In this example, there isn't a specific indexterm element for "Goldfish."It is only implicit in a multi-level indexterm such as <indexterm>Goldfish <indexterm>feeding </indexterm> </indexterm>. Any redirection to "Goldfish" remains valid even if individual entries like "selection" disappear depending on the DITA map's topic selection. In the case of "Carp," there are multiple indexterm instances that created the main entry: any redirection to "Carp" should remain valid even if one or more of these indexterms disappear. A third difficulty is that the reference to "Goldfish feeding" points to a nested indexterm. We need to define an identifier that a redirection element such as index-see can use to point to something yet to be generated. Some definitions might be useful:

  • The identifier of an indexterm instance (whether at top level or nested within other indexterms) is a chain of nested identifiers consisting of the top-level text contents at each level, down to and including the contents of the indexterm instance being identified.
  • An index entry is generated from an indexterm to populate the index section of a book.
  • The identifier of an index entry is the identifier of any indexterm instance that generated it. Each leaf indexterm generates one index entry.
  • A combined index entry is a coalesced entry that happens as follows.
    • Whenever two index entries have the same identifier, they are combined, and their page numbers are listed in increasing order in the combined entry.
    • Whenever the identifiers of two index entries agree on a prefix, they are combined. The common portion is listed once, and the differing portions are listed as siblings within the common portion.
  • A reference to an index entry is made in an indexterm by specifying the identifier of the index entry. A reference may be made to a non-leaf index entry.

If we adopt the textual content of an indexterm as its identifier, we can make links from an indexterm to an index entry or a combined indexed entry that is yet to be generated. For example, <index-see>Goldfish </index-see> will link to "Goldfish" because its content is the combined index entry's common prefix identifier. Similarly, a link to "Goldfish feeding" is possible with <index-see>Goldfish <indexterm>feeding </indexterm> </index-see> which mirrors the hierarchy of the indexterm that generates "Goldfish feeding": <indexterm>Goldfish <indexterm>feeding </indexterm> </indexterm>.

Discussion:

Scope

Small. Introducing a few new elements to the DTDs is trivial.

Use Case

Technical Requirements

New child elements should be introduced to the indexterm element. They will not be specializations of indexterm itself: a domain specialization of indexterm will be available anywhere that indexterm is available, but these new elements are only meaningful as children of an indexterm element.

Costs

While the actual DTD changes are minor, the new semantics may require substantial work for processors that generate indexes.

Benefits

With these additions, DITA adopters will have a standard way to generate production quality book indexes.

Time Required

A few days.

Issues

The subcommittee responsible for this feature do not have full agreement on the details.

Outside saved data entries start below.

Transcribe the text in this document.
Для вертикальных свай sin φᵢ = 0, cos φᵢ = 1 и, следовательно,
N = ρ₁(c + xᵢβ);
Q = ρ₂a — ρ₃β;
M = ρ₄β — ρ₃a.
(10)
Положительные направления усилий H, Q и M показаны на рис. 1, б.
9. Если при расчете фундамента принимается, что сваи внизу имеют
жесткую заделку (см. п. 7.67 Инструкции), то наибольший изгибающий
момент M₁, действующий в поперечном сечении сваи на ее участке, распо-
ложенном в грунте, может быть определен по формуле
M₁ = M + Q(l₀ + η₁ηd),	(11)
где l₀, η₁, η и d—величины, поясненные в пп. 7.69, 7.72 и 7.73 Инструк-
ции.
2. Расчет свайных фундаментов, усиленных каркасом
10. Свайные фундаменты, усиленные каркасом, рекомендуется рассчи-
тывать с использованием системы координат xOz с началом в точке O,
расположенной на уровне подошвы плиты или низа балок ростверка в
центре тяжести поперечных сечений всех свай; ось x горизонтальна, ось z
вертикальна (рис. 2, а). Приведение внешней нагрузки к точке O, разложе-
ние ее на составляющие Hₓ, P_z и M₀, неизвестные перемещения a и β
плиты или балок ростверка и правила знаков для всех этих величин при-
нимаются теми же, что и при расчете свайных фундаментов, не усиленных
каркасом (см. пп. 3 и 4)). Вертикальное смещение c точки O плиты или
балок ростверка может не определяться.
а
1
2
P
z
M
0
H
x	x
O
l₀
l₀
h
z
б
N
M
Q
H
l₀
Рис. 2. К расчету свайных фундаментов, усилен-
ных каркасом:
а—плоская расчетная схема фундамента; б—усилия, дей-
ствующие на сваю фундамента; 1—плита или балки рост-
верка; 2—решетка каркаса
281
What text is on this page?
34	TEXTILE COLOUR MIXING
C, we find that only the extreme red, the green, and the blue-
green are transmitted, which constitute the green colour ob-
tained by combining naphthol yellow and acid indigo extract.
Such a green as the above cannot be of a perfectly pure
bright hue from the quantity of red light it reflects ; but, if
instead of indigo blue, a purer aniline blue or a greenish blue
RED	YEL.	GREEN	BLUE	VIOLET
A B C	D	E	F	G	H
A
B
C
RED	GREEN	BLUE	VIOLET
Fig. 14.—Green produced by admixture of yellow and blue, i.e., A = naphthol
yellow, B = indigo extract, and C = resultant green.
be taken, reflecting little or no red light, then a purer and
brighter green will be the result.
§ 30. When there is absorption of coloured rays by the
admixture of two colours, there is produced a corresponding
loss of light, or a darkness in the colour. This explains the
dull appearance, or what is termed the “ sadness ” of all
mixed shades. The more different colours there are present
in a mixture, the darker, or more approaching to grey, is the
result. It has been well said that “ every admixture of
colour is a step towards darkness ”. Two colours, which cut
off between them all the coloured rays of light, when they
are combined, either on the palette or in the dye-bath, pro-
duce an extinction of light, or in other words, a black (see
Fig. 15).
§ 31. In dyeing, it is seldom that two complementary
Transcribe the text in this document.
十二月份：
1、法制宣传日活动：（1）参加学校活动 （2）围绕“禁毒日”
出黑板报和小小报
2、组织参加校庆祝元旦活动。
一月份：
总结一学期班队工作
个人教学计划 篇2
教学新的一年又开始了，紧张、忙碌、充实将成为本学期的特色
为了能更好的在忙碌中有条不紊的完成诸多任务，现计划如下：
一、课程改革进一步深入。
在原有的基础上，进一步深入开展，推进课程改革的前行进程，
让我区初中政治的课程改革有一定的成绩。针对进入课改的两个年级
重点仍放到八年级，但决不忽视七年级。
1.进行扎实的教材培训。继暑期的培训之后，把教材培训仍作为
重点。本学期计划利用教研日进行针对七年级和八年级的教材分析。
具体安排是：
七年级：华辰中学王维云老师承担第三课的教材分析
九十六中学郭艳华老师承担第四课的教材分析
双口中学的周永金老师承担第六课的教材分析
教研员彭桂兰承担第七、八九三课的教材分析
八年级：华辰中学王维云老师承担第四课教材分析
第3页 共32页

We have decided to submit the proposal for full debate. The following are issues we have left in the air:
  • There is disagreement on whether the index-see and index-see-also elements are semantically identical and should be just one element.
  • Instead of introducing many elements perhaps we can use just one with an attribute to differentiate between them. This would reduce the disruption of adding many new elements. On the other hand, differentiating types in this manner is not very author-friendly, since it's easier to see element names than attribute values.